I know the answer again, but I'll let someone else try


----------



## timetowaste

i passed my 300th post today!!!



tracy


----------



## maherwoman

Would that be XxMontanaxX??

Hugs and love to all!


----------



## Roxie

Also I got home this morning at 2:30 am from Hawaii. We just let the buns out and the are as happy as ever!

EDIT TO ADD: Hawaii was absolutly beautiful!We had so much fun but i missed Buddy and Roxie a lot


----------



## Bo B Bunny

YAY! Welcome home! I had that trip written someplace but must have lost it in the shuffle! I knew you'd be home this week!

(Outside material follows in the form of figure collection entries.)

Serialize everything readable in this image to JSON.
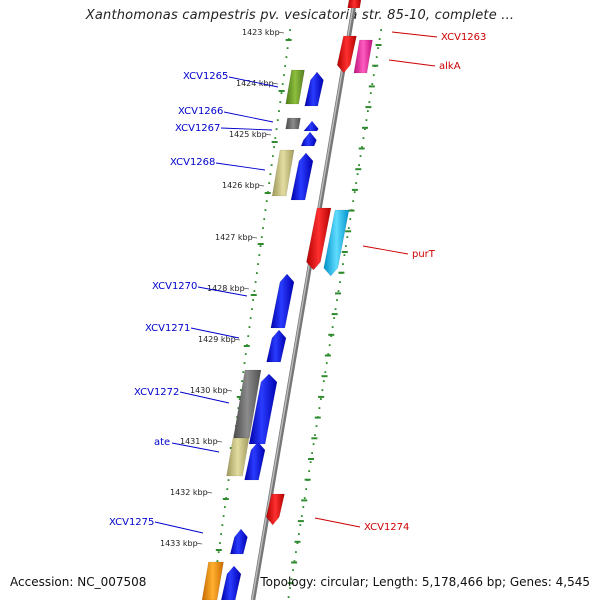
{
  "title": "Xanthomonas campestris pv. vesicatoria str. 85-10, complete ...",
  "footer": {
    "accession": "Accession: NC_007508",
    "topology": "Topology: circular; Length: 5,178,466 bp; Genes: 4,545"
  },
  "kbp_ticks": [
    {
      "label": "1423 kbp",
      "kbp": 1423
    },
    {
      "label": "1424 kbp",
      "kbp": 1424
    },
    {
      "label": "1425 kbp",
      "kbp": 1425
    },
    {
      "label": "1426 kbp",
      "kbp": 1426
    },
    {
      "label": "1427 kbp",
      "kbp": 1427
    },
    {
      "label": "1428 kbp",
      "kbp": 1428
    },
    {
      "label": "1429 kbp",
      "kbp": 1429
    },
    {
      "label": "1430 kbp",
      "kbp": 1430
    },
    {
      "label": "1431 kbp",
      "kbp": 1431
    },
    {
      "label": "1432 kbp",
      "kbp": 1432
    },
    {
      "label": "1433 kbp",
      "kbp": 1433
    }
  ],
  "genes": [
    {
      "name": "XCV1263",
      "side": "right"
    },
    {
      "name": "alkA",
      "side": "right"
    },
    {
      "name": "XCV1265",
      "side": "left"
    },
    {
      "name": "XCV1266",
      "side": "left"
    },
    {
      "name": "XCV1267",
      "side": "left"
    },
    {
      "name": "XCV1268",
      "side": "left"
    },
    {
      "name": "purT",
      "side": "right"
    },
    {
      "name": "XCV1270",
      "side": "left"
    },
    {
      "name": "XCV1271",
      "side": "left"
    },
    {
      "name": "XCV1272",
      "side": "left"
    },
    {
      "name": "ate",
      "side": "left"
    },
    {
      "name": "XCV1274",
      "side": "right"
    },
    {
      "name": "XCV1275",
      "side": "left"
    }
  ],
  "colors": {
    "left_label": "#0000cc",
    "right_label": "#cc0000",
    "ruler_dots": "#2e8b2e",
    "backbone": "#8a8a8a"
  }
}
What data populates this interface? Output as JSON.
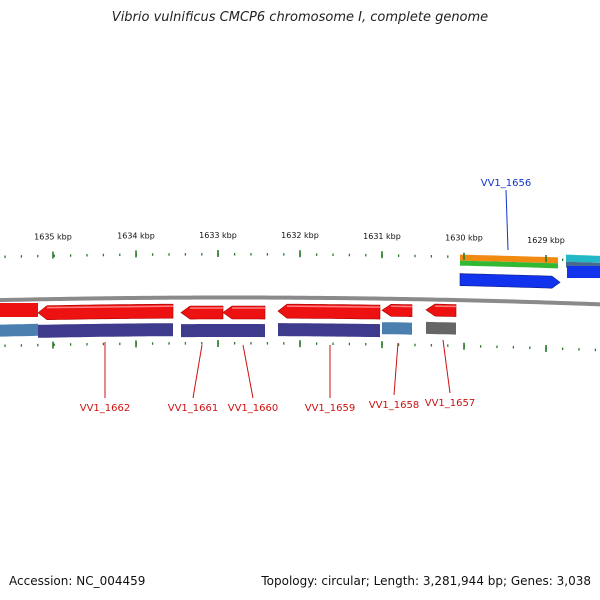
{
  "title": "Vibrio vulnificus CMCP6 chromosome I, complete genome",
  "accession_text": "Accession: NC_004459",
  "summary_text": "Topology: circular; Length: 3,281,944 bp; Genes: 3,038",
  "colors": {
    "backbone": "#8a8a8a",
    "tick": "#2a7a2a",
    "reverse_gene": "#ee1111",
    "forward_gene": "#1133ee",
    "forward_label": "#1133cc",
    "reverse_label": "#cc1111",
    "cog_purple": "#3e3a8c",
    "cog_steel": "#4a7fb0",
    "cog_gray": "#666666",
    "cog_orange": "#f08a10",
    "cog_green": "#33b833",
    "cog_cyan": "#22b8c8"
  },
  "ticks": [
    {
      "label": "1635 kbp"
    },
    {
      "label": "1634 kbp"
    },
    {
      "label": "1633 kbp"
    },
    {
      "label": "1632 kbp"
    },
    {
      "label": "1631 kbp"
    },
    {
      "label": "1630 kbp"
    },
    {
      "label": "1629 kbp"
    }
  ],
  "genes": [
    {
      "label": "VV1_1662",
      "strand": "reverse"
    },
    {
      "label": "VV1_1661",
      "strand": "reverse"
    },
    {
      "label": "VV1_1660",
      "strand": "reverse"
    },
    {
      "label": "VV1_1659",
      "strand": "reverse"
    },
    {
      "label": "VV1_1658",
      "strand": "reverse"
    },
    {
      "label": "VV1_1657",
      "strand": "reverse"
    },
    {
      "label": "VV1_1656",
      "strand": "forward"
    }
  ]
}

How was Hawaii? I have always wanted to see it.


----------



## Phinnsmommy

Welcome home~

everyone- Teusday (tommarows) today on ro is going to be done that morning. I don't think it will be a big deal, since im sure some people are going to sleep in .


----------



## undergunfire

I've been watching the news and all the sad stuff on there...car crashes, death, wars, ect....


I really want to tell everyone myself to be extra careful tonight if you will be out...drinking or not....remember that drunk drivers will be out :nerves1.


----------



## Haley

Im ready to move to Florida during the winter Its so nice here. It was 75 and sunny today. Mike and I are having lots of fun but heading to bed early since Mike didnt sleep at all last night (we had to leave our house at 3am) and I only slept 3 hours.

Happy New Years everyone!


----------



## Bo B Bunny

We're staying in tonight! We either go to Mom's and play cards or stay home. I like the stay home!

It's fun to go to parties but the chance of being hit by a drunk driver is too great for me to risk it. I don't drink so I don't have to worry about my own driving.


----------



## JimD

*undergunfire wrote: *


> I've been watching the news and all the sad stuff on there...car crashes, death, wars, ect....



When I was away this past week I purposely didn't watch the news.I didn't have internet, and didn't even buy a newspaper. It was nice not to be blasted with all of the bad stuff going on.

A lot of our local establishments are offering free cab rides home to those who partake a bit too much.

And, along with Amy,I also want to wish everyone a very safe and happy holiday!


----------



## undergunfire

*JimD wrote: *


> A lot of our local establishments are offering free cab rides home to those who partake a bit too much.



Same here! Every cab in down will be downtown waiting along "Whiskey Row". I am glad they have this! I worry about all the younger kids out driving around drunk with their friends tonight, going to or coming home from parties. I dread the news tomorrow and the next few days.


----------



## cheryl

Gosh,i don't think our Taxi driver's would be so kind like that as to give free rides,but instead of the buses and trains stopping at a certain hour like they do every night...they run all night instead on New Years Eve every year...and it's free to

Cheryl


----------